Ce n’est donc pas l’épreuve qui est en jeu dans cette histoire, mais l’interprétation des réponses du sujet, surtout lorsque ces dernières sont passées au tamis des dogmes. De plus, l’absence de standardisation de ces épreuves, pas tant au niveau de l’administration que de la cotation, rendent les comparaisons interpublications souvent délicates. Enfin, ces épreuves sont coûteuses en temps d’administration et de correction, et sans grand rapport avec les informations nécessaires à l’évaluation des particularités rencontrées dans les TND.
En effet, les variables qui spécifient un TND sont présentes dans les critères cliniques : elles concernent le développement cognitif et ses grandes fonctions : attention, mémoire, vitesse… le développement du langage dans ces aspects formels : phonologique, lexical, syntaxique… et dans ces aspects communicatifs, le développement de la motricité dans ses dimensions expressives et praxiques, et les comportements qui participent à l’adaptation au quotidien dans des environnements changeants.
Il n’est nulle part question d’évaluation de la “personnalité, et ceci d’autant que cette notion n’est pas très opérationnelle chez l’enfant, sinon à parler de ‘personnalité en construction’, ce qui pose de redoutables problèmes théoriques et pratiques.
C’est pourquoi ces épreuves dites” projectives » ne sont recommandées par aucune agence internationale prenant en compte les questions de santé (Voir pour la France les rapports de la HAS : Haute Autorité en Santé sur la problématique des évaluations dans les TND : TSA, TDAH, TDC, TDI…).

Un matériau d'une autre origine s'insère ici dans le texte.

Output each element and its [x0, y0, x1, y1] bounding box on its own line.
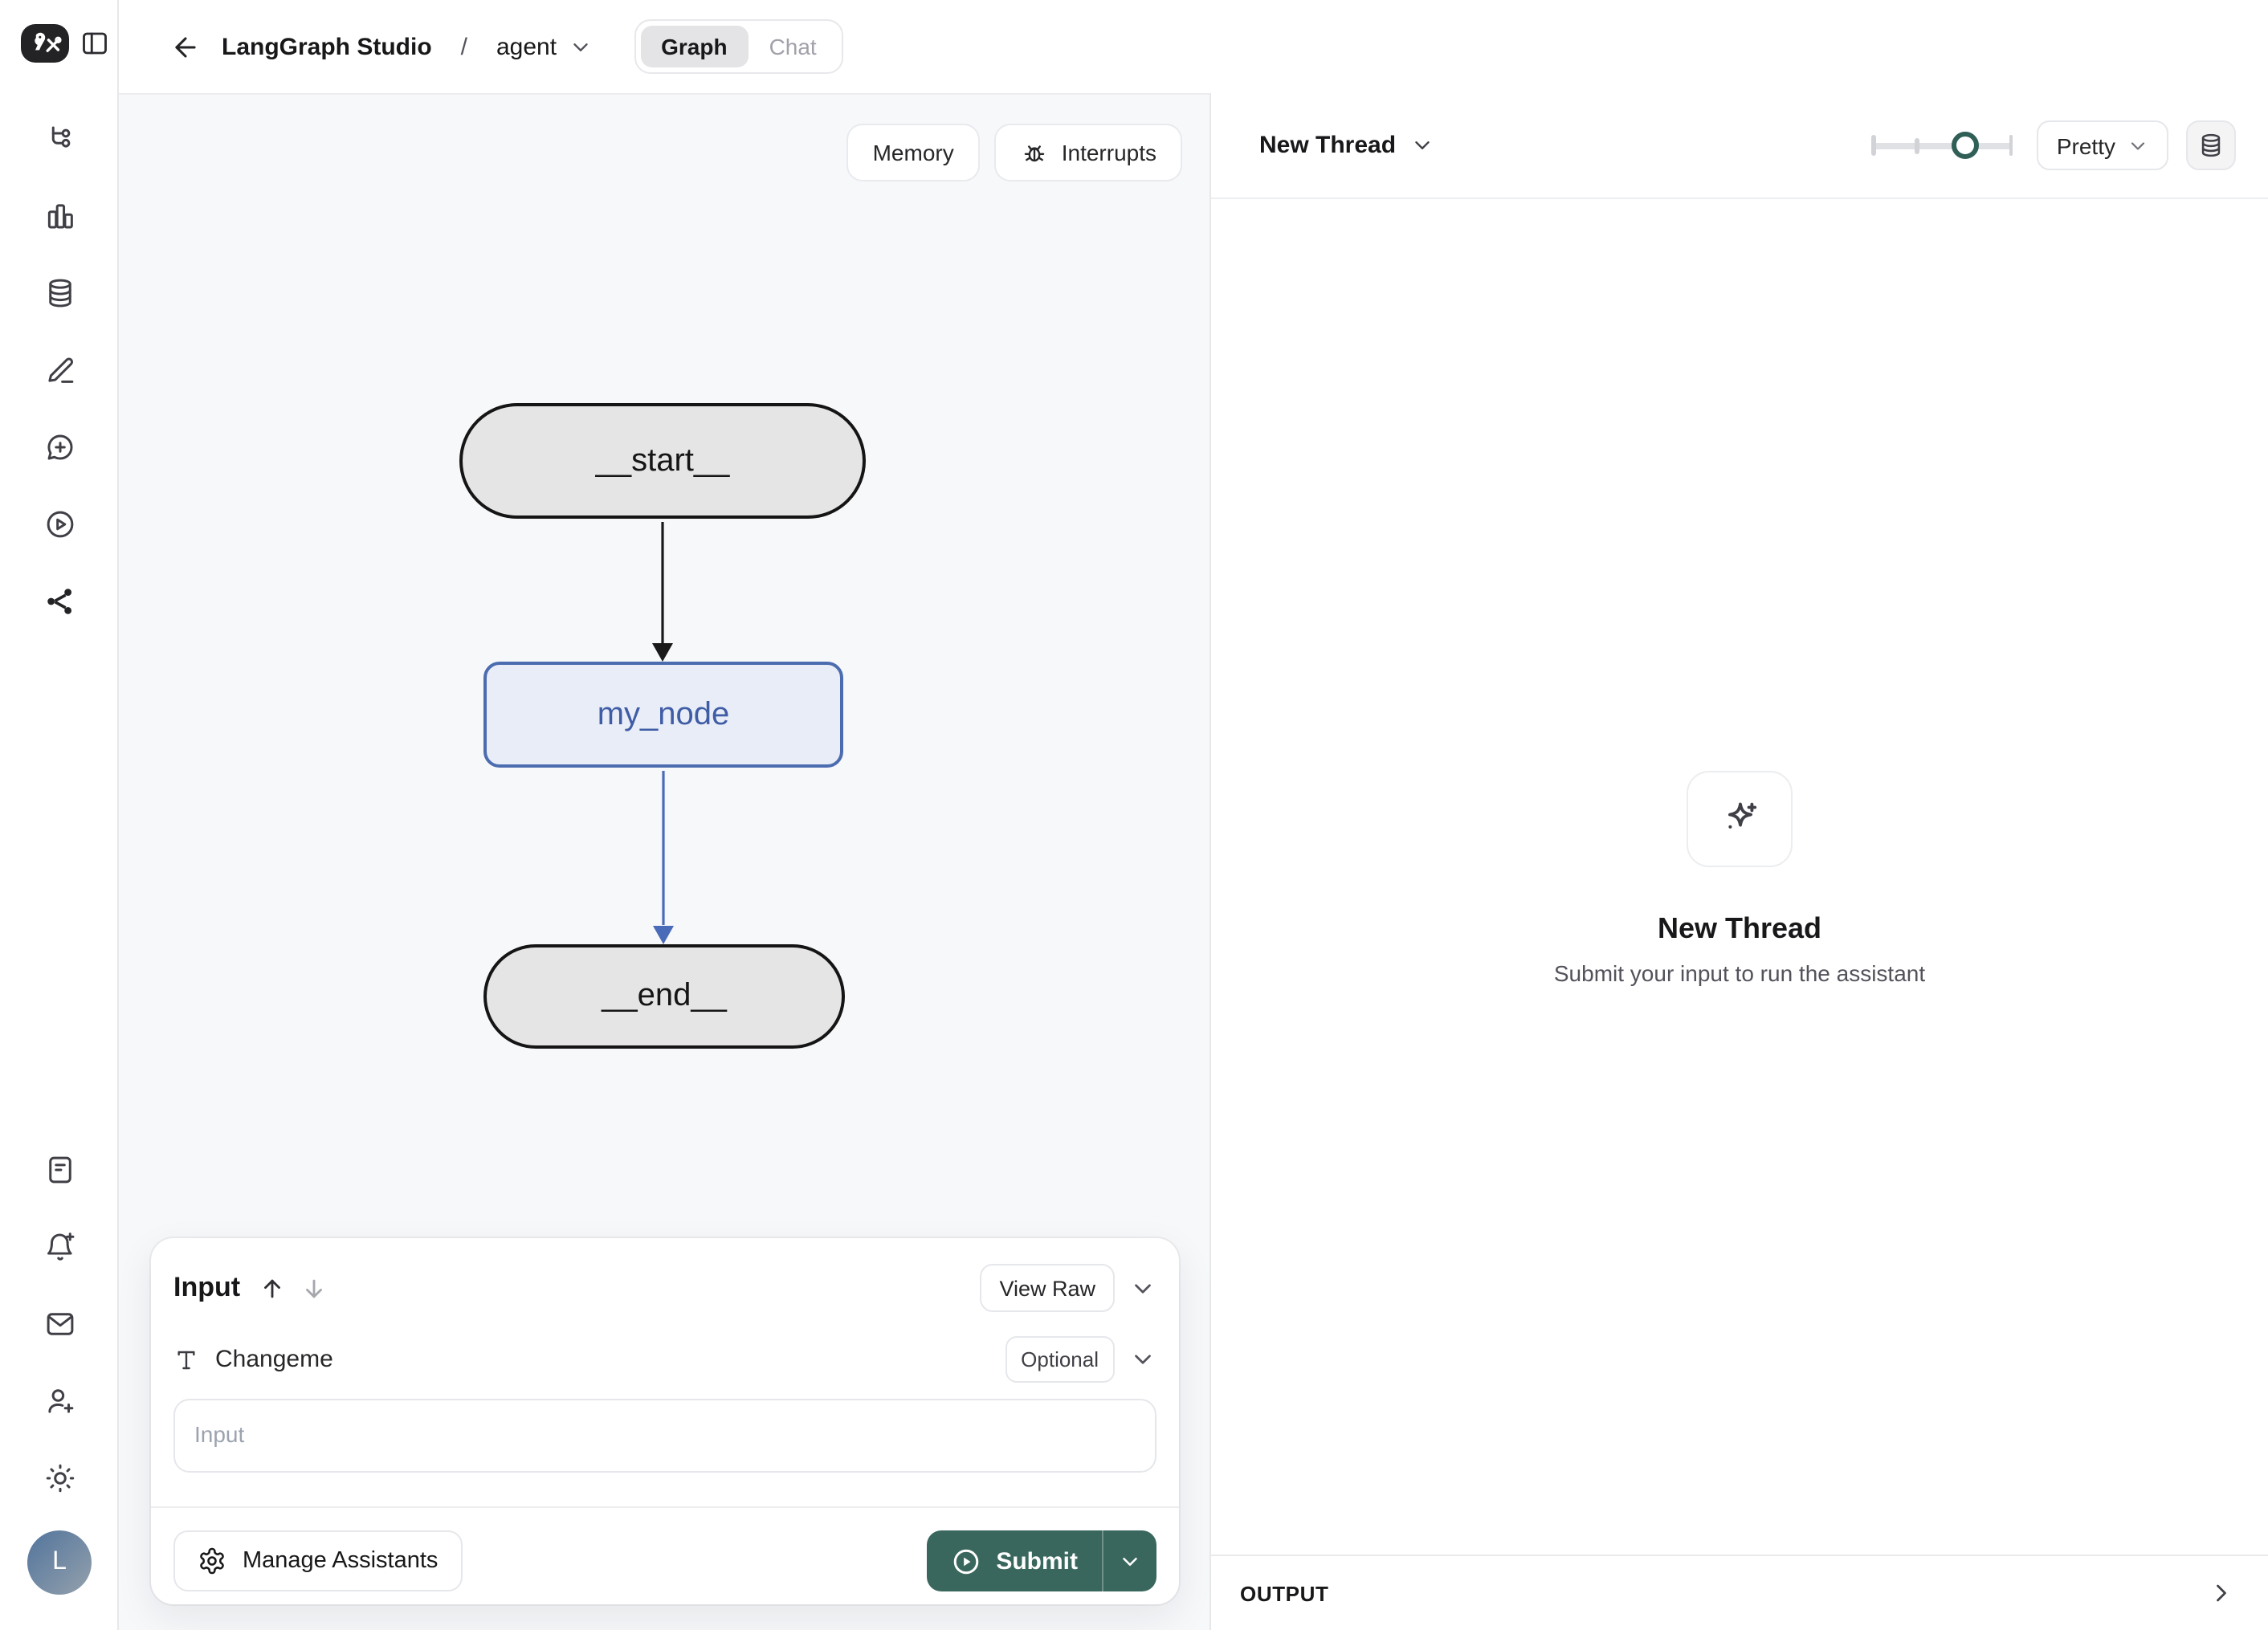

Pour conclure, cerner des conditions neurodéveloppementales comme les TND va nécessiter le concours et la participation de nombreux professionnels, des parents et l’enfant bien entendu. C’est dans le regard croisé des observations proposées par ces derniers qu’un diagnostic pourra être proposé. Dans les informations nécessaires à cette démarche, il n’est nullement question de « personnalité » au sens où certains modèles théoriques, notamment la psychanalyse l’entend. Ce qui ne veut pas dire qu’il ne faut pas aborder la question de la compréhension, de l’expression et de la régulation des émotions, mais les épreuves projectives n’ont pas été crées pour cela.